1936-37 FAI Cup

Tournament details
- Country: Ireland
- Dates: 9 January – 18 April 1937
- Teams: 16

Final positions
- Champions: Waterford
- Runners-up: St James's Gate

Tournament statistics
- Matches played: 20
- Goals scored: 74 (3.7 per match)

= 1936–37 FAI Cup =

The FAI Cup 1936-37 was the sixteenth awarding of Ireland's premier cup competition prize, The Football Association of Ireland Challenge Cup or FAI Cup. The tournament began on 9 January 1937 and concluded on 18 April with the final held at Dalymount Park, Dublin.

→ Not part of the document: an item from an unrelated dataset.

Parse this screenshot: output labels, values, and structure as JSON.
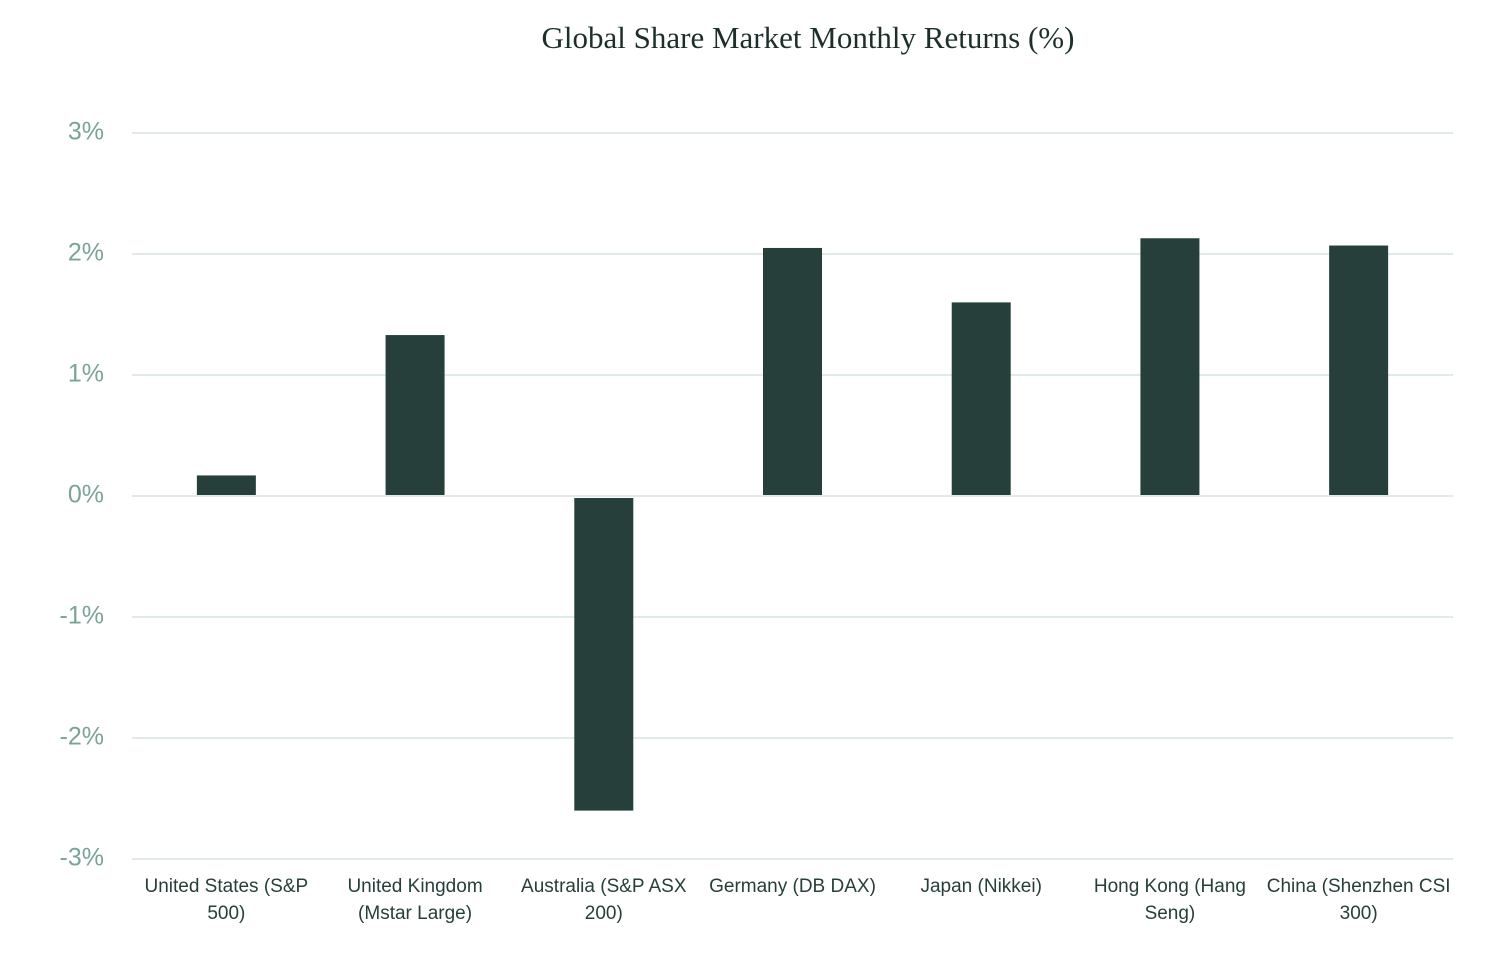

An official attendance of 24,000 people watched Waterford, captained by Tom Arrigan, claim their first FAI Cup title by defeating St James's Gate.

==First round==

| Tie no | Home team | Score | Away team | Date |
|---|---|---|---|---|
| 1 | Fearon's Athletic | 4-1 | Bray Unknowns | 9 January 1937 |
| 2 | Shelbourne | 1-1 | St James's Gate | 9 January 1937 |
| replay | St James's Gate | 4-2 | Shelbourne | 13 January 1937 |
| 3 | Cork | 3-2 | Queen's Park | 10 January 1937 |
| 4 | Drumcondra | 1-1 | Brideville | 10 January 1937 |
| replay | Drumcondra | 3-2 | Brideville | 13 January 1937 |
| 5 | Longford Town | 2-1 | Evergreen United | 10 January 1937 |
| 6 | Shamrock Rovers | 1-0 | Dolphin | 10 January 1937 |
| 7 | Sligo Rovers | 6-1 | Bohemians | 10 January 1937 |
| 8 | Waterford | 3-3 | Dundalk | 10 January 1937 |
| replay | Dundalk | 1-1 | Waterford | 14 January 1937 |
| replay(2) | Waterford | 3-1 | Dundalk | 21 January 1937 |

==Second round==

| Tie no | Home team | Score | Away team | Date |
|---|---|---|---|---|
| 1 | Cork | 0-0^{[C]} | Fearon's Athletic | 7 February 1937 |
| refix^{[C]} | Cork | 0-1 | Fearon's Athletic | 10 February 1937 |
| 2 | Longford Town | 2-1 | Drumcondra | 7 February 1937 |
| 3 | St James's Gate | 6-2 | Sligo Rovers | 7 February 1937 |
| 4 | Waterford | 2-0 | Shamrock Rovers | 7 February 1937 |

==Semi-finals==

10 March, 1937
Waterford 4-1 Longford Town
  Waterford: O' Keeffe, Arrigan, J. Walsh, Phelan
  Longford Town: P. Clarke
----
21 March, 1937
St James's Gate 4-0 Fearon's Athletic
  St James's Gate: W. Byrne(3), Comerford

==Final==

18 April, 1937
Waterford 2-1 St James's Gate
  Waterford: Noonan 35', O' Keeffe 75'
  St James's Gate: Merry 80'

| Winner of FAI Cup 1936–37 |
|---|
| Waterford 1st Title |

==Notes==

A. From 1923 to 1936, the FAI Cup was known as the Free State Cup.

B. Attendances were calculated using gate receipts which limited their accuracy as a large proportion of people, particularly children, attended football matches in Ireland throughout the 20th century for free by a number of means.

C. Fixture abandoned after 55 minutes due to bad weather. Re-Fixture played on 10 February.